Die Lust am Kompromiss
Darauf angesprochen, gibt sich Keller-Sutter zurückhaltend. «Es fällt einfach auf, dass die Vorlagen des Bundesrats im Parlament stark umgebaut werden.» Sicher sei es als Parlamentarierin spannend, nach konstruktiven Lösungen zu suchen, wie sie das selbst im Steuer-AHV-Deal getan habe. Die wichtigen Geschäfte sollte der Bundesrat aber mit einer gemeinsamen Handschrift prägen.
Das wichtigste Geschäft in der nächsten Zeit bleibt die Europapolitik, die in einer Sackgasse steckt. «Ich bin klar der Meinung, dass man den Lohnschutz nicht nach Brüssel delegieren kann», sagt Karin Keller-Sutter zu den Verhandlungen über ein Rahmenabkommen.
Der EU gehe es nicht um eine technische Anpassung, sondern um eine Aufweichung der flankierenden Massnahmen. «Wir haben hier höhere Löhne und am meisten Entsendungen von Arbeitskräften.» Es sei deshalb auch aus einer liberalen Sicht richtig, dass in der Schweiz überall Schweizer Löhne bezahlt werden müssten. «Alles andere bedeutet eine Wettbewerbsverzerrung und führt zu sozialem Unfrieden.»

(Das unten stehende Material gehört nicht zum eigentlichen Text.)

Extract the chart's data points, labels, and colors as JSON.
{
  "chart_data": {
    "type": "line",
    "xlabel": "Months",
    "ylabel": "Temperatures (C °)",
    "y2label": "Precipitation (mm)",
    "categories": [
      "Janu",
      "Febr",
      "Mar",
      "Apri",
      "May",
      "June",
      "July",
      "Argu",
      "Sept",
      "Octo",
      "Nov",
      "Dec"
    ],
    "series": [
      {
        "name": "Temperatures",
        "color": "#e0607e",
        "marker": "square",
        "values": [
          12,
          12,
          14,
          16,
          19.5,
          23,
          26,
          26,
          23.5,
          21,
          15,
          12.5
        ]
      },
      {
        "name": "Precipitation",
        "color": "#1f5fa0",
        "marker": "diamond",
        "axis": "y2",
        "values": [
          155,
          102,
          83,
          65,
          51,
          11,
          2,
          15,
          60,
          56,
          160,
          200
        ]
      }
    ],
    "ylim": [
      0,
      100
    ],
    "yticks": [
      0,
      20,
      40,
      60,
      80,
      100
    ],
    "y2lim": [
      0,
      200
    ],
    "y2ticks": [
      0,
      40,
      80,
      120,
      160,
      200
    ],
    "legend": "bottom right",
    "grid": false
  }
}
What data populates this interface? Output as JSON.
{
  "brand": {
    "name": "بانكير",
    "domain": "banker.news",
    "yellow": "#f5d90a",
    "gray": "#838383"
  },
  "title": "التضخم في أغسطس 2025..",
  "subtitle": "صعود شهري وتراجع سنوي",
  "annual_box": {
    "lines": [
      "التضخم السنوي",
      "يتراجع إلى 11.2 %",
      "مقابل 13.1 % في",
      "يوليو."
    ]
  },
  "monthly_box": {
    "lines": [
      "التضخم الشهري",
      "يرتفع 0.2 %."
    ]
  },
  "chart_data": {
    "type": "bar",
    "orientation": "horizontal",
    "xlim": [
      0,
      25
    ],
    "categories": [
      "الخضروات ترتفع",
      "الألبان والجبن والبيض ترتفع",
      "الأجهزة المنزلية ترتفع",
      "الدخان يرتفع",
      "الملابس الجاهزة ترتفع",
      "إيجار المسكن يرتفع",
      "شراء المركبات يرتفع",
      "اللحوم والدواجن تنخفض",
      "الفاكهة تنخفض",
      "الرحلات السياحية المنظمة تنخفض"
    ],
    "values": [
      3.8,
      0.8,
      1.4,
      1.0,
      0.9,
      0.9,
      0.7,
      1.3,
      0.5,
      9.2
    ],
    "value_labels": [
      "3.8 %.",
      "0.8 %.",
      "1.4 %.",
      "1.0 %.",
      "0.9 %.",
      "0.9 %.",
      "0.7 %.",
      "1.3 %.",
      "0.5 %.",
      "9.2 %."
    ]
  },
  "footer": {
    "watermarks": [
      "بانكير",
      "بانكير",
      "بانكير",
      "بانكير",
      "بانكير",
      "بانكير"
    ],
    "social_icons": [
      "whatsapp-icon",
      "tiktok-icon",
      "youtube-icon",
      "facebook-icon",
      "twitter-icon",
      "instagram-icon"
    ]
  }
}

Für Karin Keller-Sutter geht es in der Europapolitik nur vorwärts, wenn FDP und CVP eine Allianz mit den Linken und den Gewerkschaften bildeten. «So sind die Machtverhältnisse in diesem Parlament: Jede Partei kann nur mit zwei anderen zusammen eine Mehrheit finden.» Ganz begeistert spricht sie jetzt über das Schmieden von Allianzen: «Den Austausch finde ich extrem spannend. Zu spüren, wo der sensible Punkt einer anderen Gruppierung liegt. Einen Kompromiss zu suchen, ohne den eigenen Kompass zu verlieren.» Wenn man ihr nicht gerade das Verteidigungsdepartement übergibt, wird KKS in ihrem dritten politischen Leben als Bundesrätin vielleicht Gewerbetreibende in Sachen Demokratie.